As to why they vote you could probably collect one additional piece of data (e.g. if they are Kantian etc) and use that as a control to see if it has harmed the experiment.

As to why people vote I think its best explained in terms of habits and social pressure.

I expect that you will find that voting is actually related to how homogeneous (esp politically) the department is - you may find that ethic professors actually vote more than political scientist professors.

Eric Schwitzgebel said...

Thanks, Genius, for your kind remark!

It would be neat to look for a relationship with normative ethical stance, but it would also take a lot of work since stance is rarely readily evident from one's website. But maybe someone really in the know about normative ethics could look at a list of names and affiliations and sort those ethicists she knows into groups by normative stance, then we could look for effects. (Any volunteers?) But I suspect that the numbers involved would be too small to pick up any but very large effects.

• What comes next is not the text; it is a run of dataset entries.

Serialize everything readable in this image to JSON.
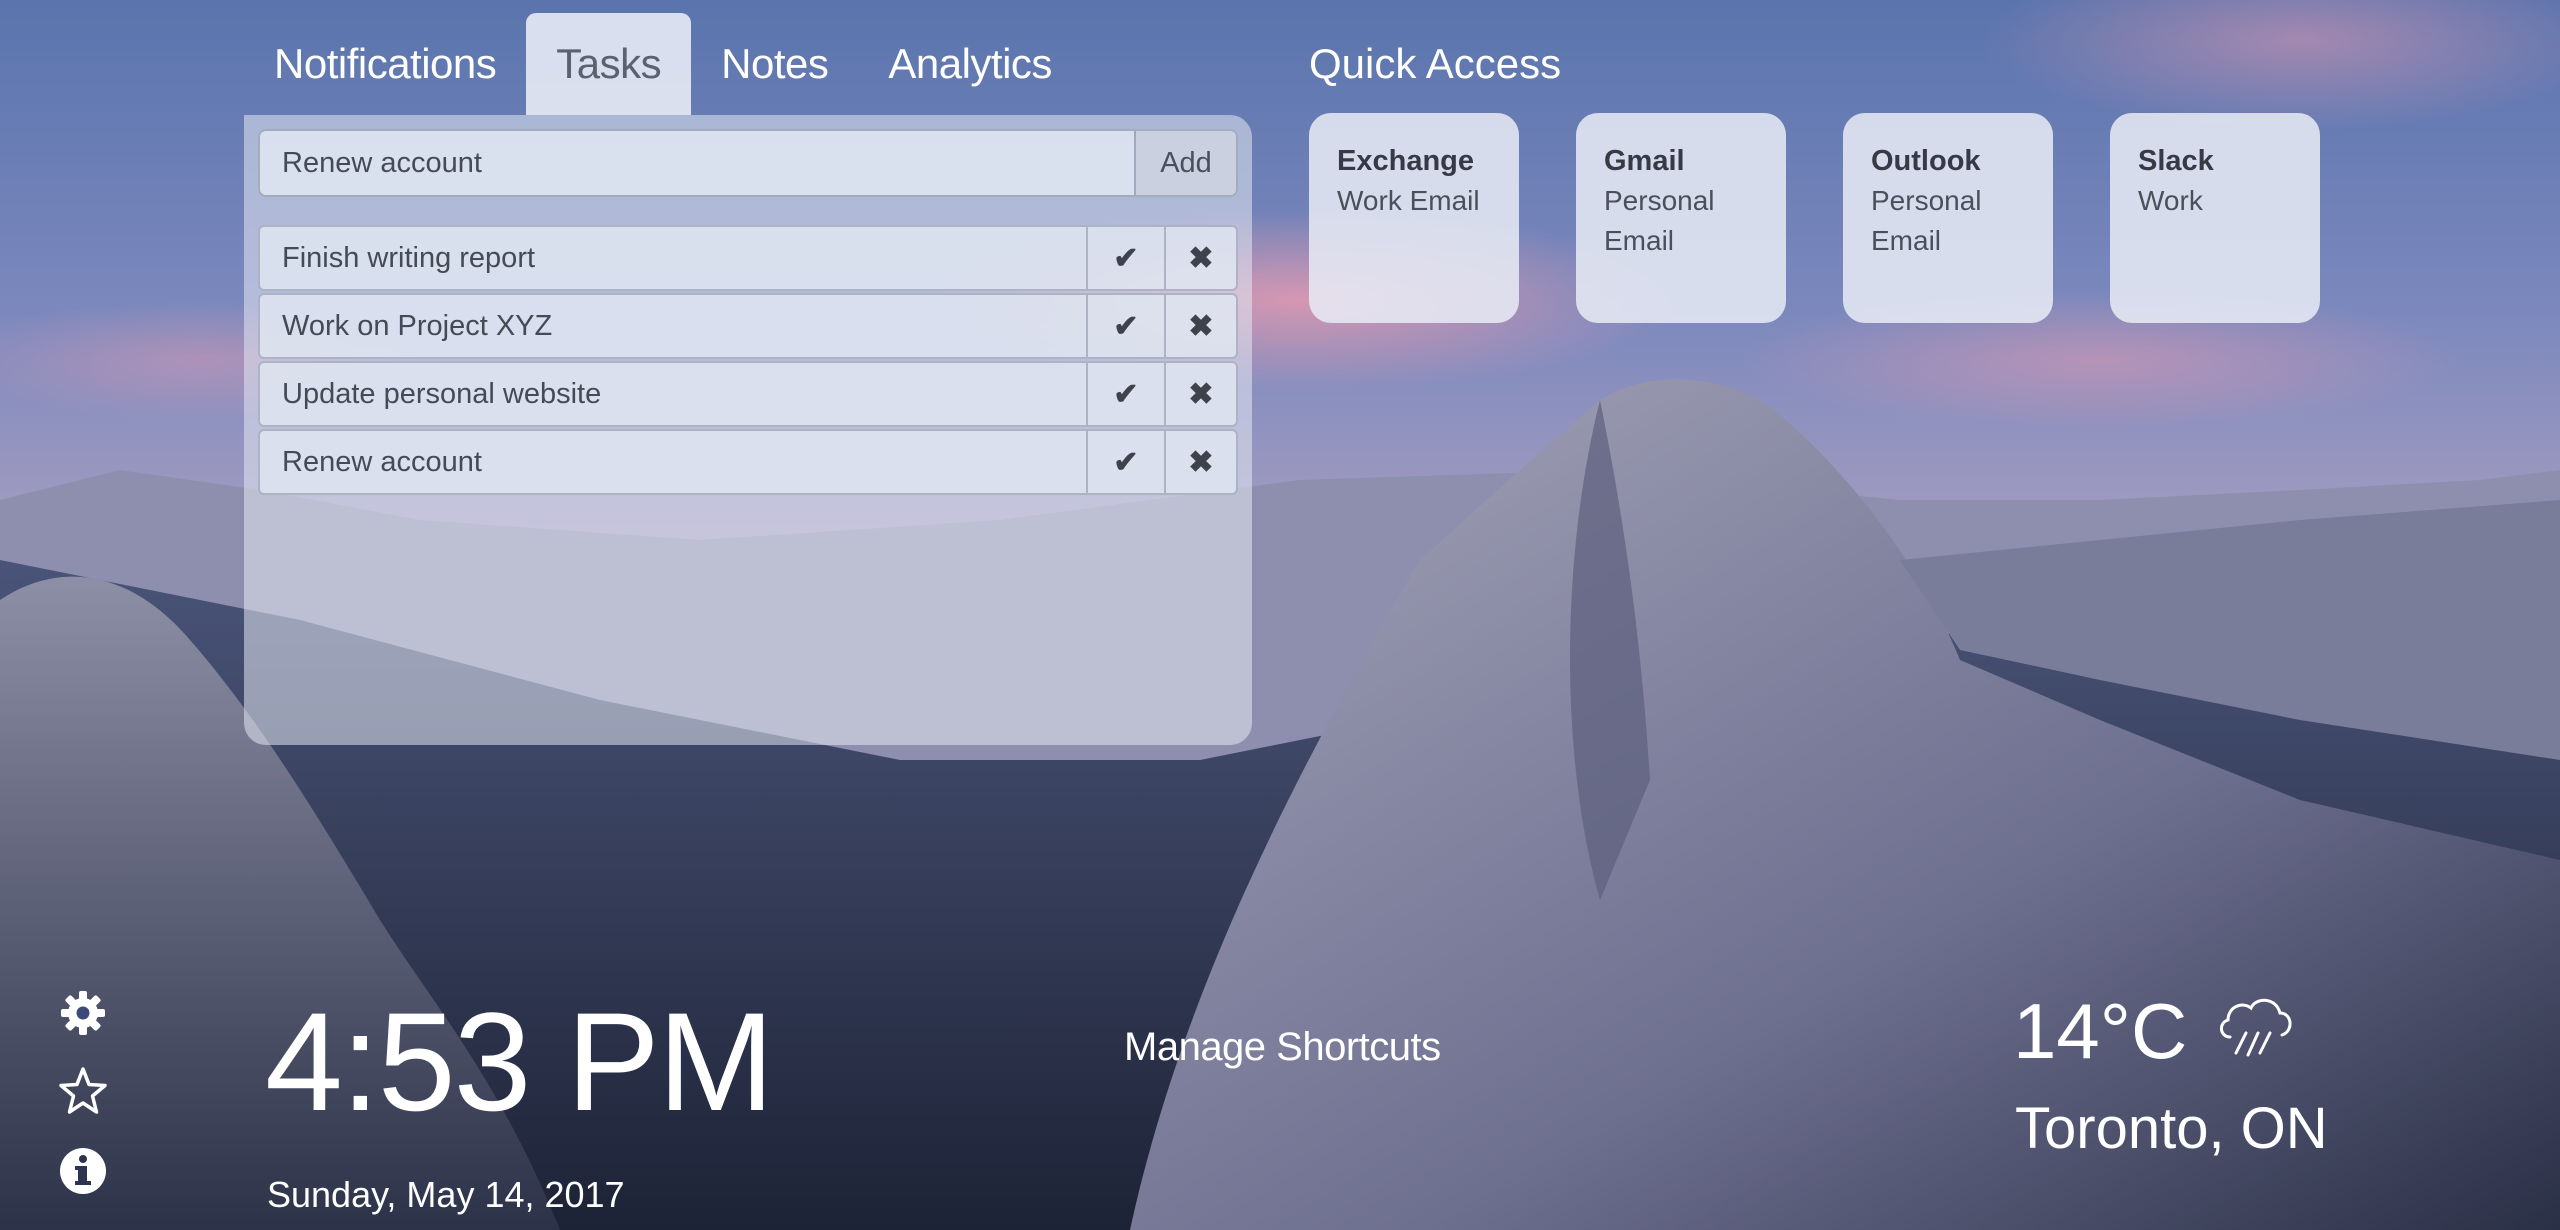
{
  "tabs": [
    {
      "label": "Notifications",
      "active": false
    },
    {
      "label": "Tasks",
      "active": true
    },
    {
      "label": "Notes",
      "active": false
    },
    {
      "label": "Analytics",
      "active": false
    }
  ],
  "tasks_panel": {
    "new_task_value": "Renew account",
    "add_label": "Add",
    "done_icon": "checkmark-icon",
    "delete_icon": "x-icon",
    "items": [
      {
        "label": "Finish writing report"
      },
      {
        "label": "Work on Project XYZ"
      },
      {
        "label": "Update personal website"
      },
      {
        "label": "Renew account"
      }
    ]
  },
  "quick_access": {
    "title": "Quick Access",
    "cards": [
      {
        "title": "Exchange",
        "subtitle": "Work Email"
      },
      {
        "title": "Gmail",
        "subtitle": "Personal Email"
      },
      {
        "title": "Outlook",
        "subtitle": "Personal Email"
      },
      {
        "title": "Slack",
        "subtitle": "Work"
      }
    ]
  },
  "side_icons": [
    "gear-icon",
    "star-icon",
    "info-icon"
  ],
  "clock": {
    "time": "4:53 PM",
    "date": "Sunday, May 14, 2017"
  },
  "manage_shortcuts_label": "Manage Shortcuts",
  "weather": {
    "temperature": "14°C",
    "location": "Toronto, ON",
    "icon": "cloud-rain-icon"
  },
  "colors": {
    "accent_panel": "#e4e8f3",
    "text_dark": "#454b55",
    "sky_top": "#5e7bb3",
    "sky_pink": "#c98aa6"
  }
}
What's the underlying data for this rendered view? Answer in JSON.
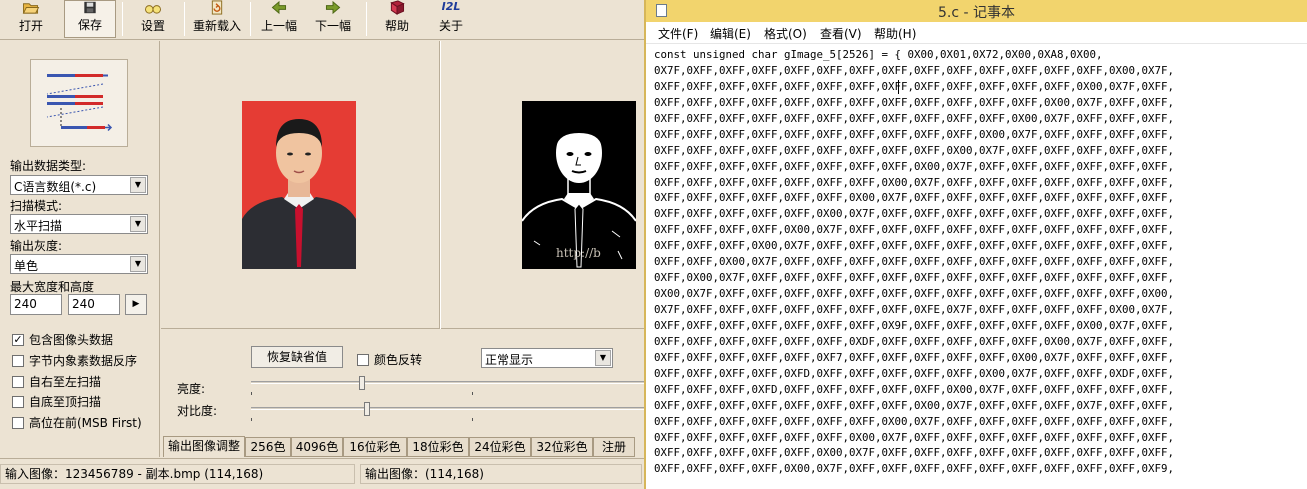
{
  "toolbar": {
    "buttons": [
      {
        "label": "打开",
        "icon": "folder-open-icon"
      },
      {
        "label": "保存",
        "icon": "floppy-disk-icon"
      },
      {
        "label": "设置",
        "icon": "glasses-icon"
      },
      {
        "label": "重新载入",
        "icon": "reload-icon"
      },
      {
        "label": "上一幅",
        "icon": "arrow-left-icon"
      },
      {
        "label": "下一幅",
        "icon": "arrow-right-icon"
      },
      {
        "label": "帮助",
        "icon": "help-book-icon"
      },
      {
        "label": "关于",
        "icon": "about-icon"
      }
    ],
    "about_icon_text": "I2L"
  },
  "left_panel": {
    "output_type_label": "输出数据类型:",
    "output_type_value": "C语言数组(*.c)",
    "scan_mode_label": "扫描模式:",
    "scan_mode_value": "水平扫描",
    "gray_label": "输出灰度:",
    "gray_value": "单色",
    "max_size_label": "最大宽度和高度",
    "max_width": "240",
    "max_height": "240",
    "options": [
      {
        "label": "包含图像头数据",
        "checked": true
      },
      {
        "label": "字节内象素数据反序",
        "checked": false
      },
      {
        "label": "自右至左扫描",
        "checked": false
      },
      {
        "label": "自底至顶扫描",
        "checked": false
      },
      {
        "label": "高位在前(MSB First)",
        "checked": false
      }
    ]
  },
  "preview": {
    "watermark": "http://b"
  },
  "adjust": {
    "restore_button": "恢复缺省值",
    "invert_label": "颜色反转",
    "invert_checked": false,
    "display_mode": "正常显示",
    "brightness_label": "亮度:",
    "contrast_label": "对比度:",
    "brightness_level": 0.5,
    "contrast_level": 0.52,
    "tabs": [
      "输出图像调整",
      "256色",
      "4096色",
      "16位彩色",
      "18位彩色",
      "24位彩色",
      "32位彩色",
      "注册"
    ],
    "active_tab": 0
  },
  "status": {
    "input_image": "输入图像：123456789 - 副本.bmp (114,168)",
    "output_image": "输出图像：(114,168)"
  },
  "notepad": {
    "title": "5.c - 记事本",
    "menu": [
      "文件(F)",
      "编辑(E)",
      "格式(O)",
      "查看(V)",
      "帮助(H)"
    ],
    "lines": [
      "const unsigned char gImage_5[2526] = { 0X00,0X01,0X72,0X00,0XA8,0X00,",
      "0X7F,0XFF,0XFF,0XFF,0XFF,0XFF,0XFF,0XFF,0XFF,0XFF,0XFF,0XFF,0XFF,0XFF,0X00,0X7F,",
      "0XFF,0XFF,0XFF,0XFF,0XFF,0XFF,0XFF,0XFF,0XFF,0XFF,0XFF,0XFF,0XFF,0X00,0X7F,0XFF,",
      "0XFF,0XFF,0XFF,0XFF,0XFF,0XFF,0XFF,0XFF,0XFF,0XFF,0XFF,0XFF,0X00,0X7F,0XFF,0XFF,",
      "0XFF,0XFF,0XFF,0XFF,0XFF,0XFF,0XFF,0XFF,0XFF,0XFF,0XFF,0X00,0X7F,0XFF,0XFF,0XFF,",
      "0XFF,0XFF,0XFF,0XFF,0XFF,0XFF,0XFF,0XFF,0XFF,0XFF,0X00,0X7F,0XFF,0XFF,0XFF,0XFF,",
      "0XFF,0XFF,0XFF,0XFF,0XFF,0XFF,0XFF,0XFF,0XFF,0X00,0X7F,0XFF,0XFF,0XFF,0XFF,0XFF,",
      "0XFF,0XFF,0XFF,0XFF,0XFF,0XFF,0XFF,0XFF,0X00,0X7F,0XFF,0XFF,0XFF,0XFF,0XFF,0XFF,",
      "0XFF,0XFF,0XFF,0XFF,0XFF,0XFF,0XFF,0X00,0X7F,0XFF,0XFF,0XFF,0XFF,0XFF,0XFF,0XFF,",
      "0XFF,0XFF,0XFF,0XFF,0XFF,0XFF,0X00,0X7F,0XFF,0XFF,0XFF,0XFF,0XFF,0XFF,0XFF,0XFF,",
      "0XFF,0XFF,0XFF,0XFF,0XFF,0X00,0X7F,0XFF,0XFF,0XFF,0XFF,0XFF,0XFF,0XFF,0XFF,0XFF,",
      "0XFF,0XFF,0XFF,0XFF,0X00,0X7F,0XFF,0XFF,0XFF,0XFF,0XFF,0XFF,0XFF,0XFF,0XFF,0XFF,",
      "0XFF,0XFF,0XFF,0X00,0X7F,0XFF,0XFF,0XFF,0XFF,0XFF,0XFF,0XFF,0XFF,0XFF,0XFF,0XFF,",
      "0XFF,0XFF,0X00,0X7F,0XFF,0XFF,0XFF,0XFF,0XFF,0XFF,0XFF,0XFF,0XFF,0XFF,0XFF,0XFF,",
      "0XFF,0X00,0X7F,0XFF,0XFF,0XFF,0XFF,0XFF,0XFF,0XFF,0XFF,0XFF,0XFF,0XFF,0XFF,0XFF,",
      "0X00,0X7F,0XFF,0XFF,0XFF,0XFF,0XFF,0XFF,0XFF,0XFF,0XFF,0XFF,0XFF,0XFF,0XFF,0X00,",
      "0X7F,0XFF,0XFF,0XFF,0XFF,0XFF,0XFF,0XFF,0XFE,0X7F,0XFF,0XFF,0XFF,0XFF,0X00,0X7F,",
      "0XFF,0XFF,0XFF,0XFF,0XFF,0XFF,0XFF,0X9F,0XFF,0XFF,0XFF,0XFF,0XFF,0X00,0X7F,0XFF,",
      "0XFF,0XFF,0XFF,0XFF,0XFF,0XFF,0XDF,0XFF,0XFF,0XFF,0XFF,0XFF,0X00,0X7F,0XFF,0XFF,",
      "0XFF,0XFF,0XFF,0XFF,0XFF,0XF7,0XFF,0XFF,0XFF,0XFF,0XFF,0X00,0X7F,0XFF,0XFF,0XFF,",
      "0XFF,0XFF,0XFF,0XFF,0XFD,0XFF,0XFF,0XFF,0XFF,0XFF,0X00,0X7F,0XFF,0XFF,0XDF,0XFF,",
      "0XFF,0XFF,0XFF,0XFD,0XFF,0XFF,0XFF,0XFF,0XFF,0X00,0X7F,0XFF,0XFF,0XFF,0XFF,0XFF,",
      "0XFF,0XFF,0XFF,0XFF,0XFF,0XFF,0XFF,0XFF,0X00,0X7F,0XFF,0XFF,0XFF,0X7F,0XFF,0XFF,",
      "0XFF,0XFF,0XFF,0XFF,0XFF,0XFF,0XFF,0X00,0X7F,0XFF,0XFF,0XFF,0XFF,0XFF,0XFF,0XFF,",
      "0XFF,0XFF,0XFF,0XFF,0XFF,0XFF,0X00,0X7F,0XFF,0XFF,0XFF,0XFF,0XFF,0XFF,0XFF,0XFF,",
      "0XFF,0XFF,0XFF,0XFF,0XFF,0X00,0X7F,0XFF,0XFF,0XFF,0XFF,0XFF,0XFF,0XFF,0XFF,0XFF,",
      "0XFF,0XFF,0XFF,0XFF,0X00,0X7F,0XFF,0XFF,0XFF,0XFF,0XFF,0XFF,0XFF,0XFF,0XFF,0XF9,"
    ]
  },
  "colors": {
    "app_background": "#ece3d3",
    "notepad_title": "#f2d46d",
    "photo_background": "#e53c34",
    "tie": "#c8102e"
  }
}
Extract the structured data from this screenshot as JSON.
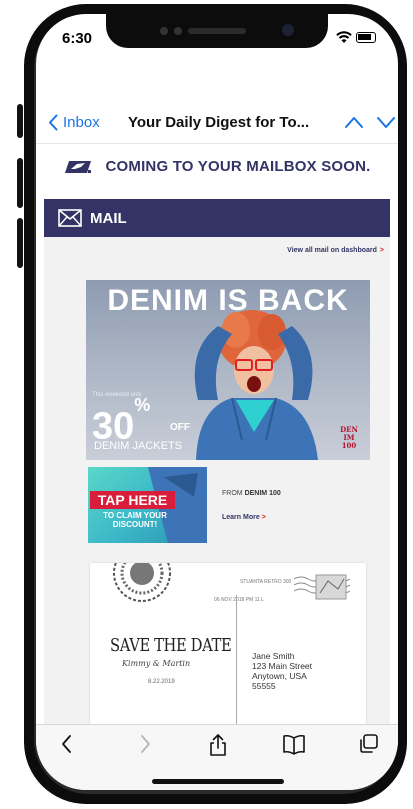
{
  "status": {
    "time": "6:30"
  },
  "nav": {
    "back_label": "Inbox",
    "title": "Your Daily Digest for To..."
  },
  "banner": {
    "text": "COMING TO YOUR MAILBOX SOON."
  },
  "mail_section": {
    "label": "MAIL"
  },
  "dashboard_link": {
    "label": "View all mail on dashboard",
    "arrow": ">"
  },
  "ad": {
    "headline": "DENIM IS BACK",
    "subtext": "This weekend only",
    "percent": "30",
    "percent_sign": "%",
    "off": "OFF",
    "product": "DENIM JACKETS",
    "logo_lines": [
      "DEN",
      "IM",
      "100"
    ],
    "tap_label": "TAP HERE",
    "tap_claim": "TO CLAIM YOUR DISCOUNT!",
    "from_prefix": "FROM",
    "from_brand": "DENIM 100",
    "learn_more": "Learn More",
    "learn_arrow": ">"
  },
  "postcard": {
    "return_address": "STUANTA RETRO 300",
    "postmark": "06 NOV 2018 PM 11 L",
    "headline": "SAVE THE DATE",
    "names": "Kimmy & Martin",
    "date": "8.22.2019",
    "recipient": [
      "Jane Smith",
      "123 Main Street",
      "Anytown, USA",
      "55555"
    ]
  },
  "toolbar": {
    "items": [
      "back-icon",
      "forward-icon",
      "share-icon",
      "bookmarks-icon",
      "tabs-icon"
    ]
  },
  "colors": {
    "usps_navy": "#333366",
    "link_blue": "#1a73e8",
    "accent_red": "#d02020"
  }
}
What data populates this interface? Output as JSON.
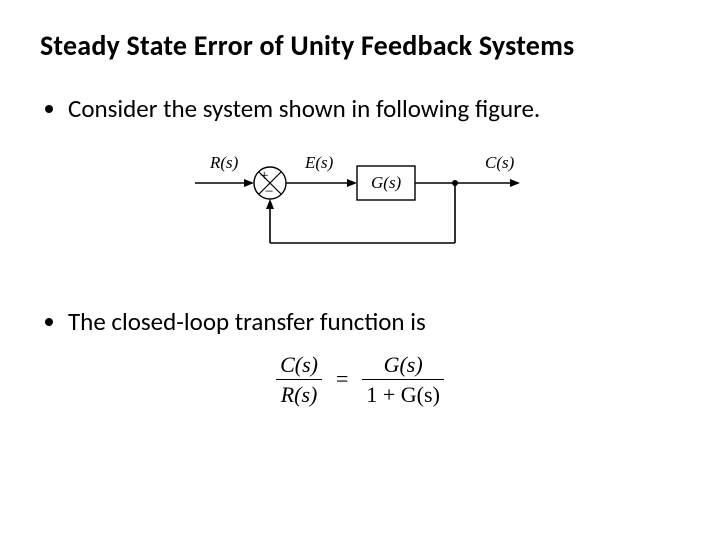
{
  "title": "Steady State Error of Unity Feedback Systems",
  "bullet1": "Consider the system shown in following figure.",
  "bullet2": "The closed-loop transfer function is",
  "diagram": {
    "input_label": "R(s)",
    "error_label": "E(s)",
    "block_label": "G(s)",
    "output_label": "C(s)",
    "sum_plus": "+",
    "sum_minus": "−"
  },
  "equation": {
    "lhs_num": "C(s)",
    "lhs_den": "R(s)",
    "eq": "=",
    "rhs_num": "G(s)",
    "rhs_den": "1 + G(s)"
  }
}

As to why people vote, you may be right. In fact, those factors may better explain most of our moral behavior than any actual attention to morality or duty!

The homogeneity idea is interesting, but I suspect it doesn't fit with the other results that have been coming in, which I plan to post tomorrow or Tuesday.

Genius said...

I was thinking that even a limited sample might give some indication of whether it was a factor.

As to the homogeneous theory, It sounded nice at the time but I'm always happy to be proven wrong by the numbers.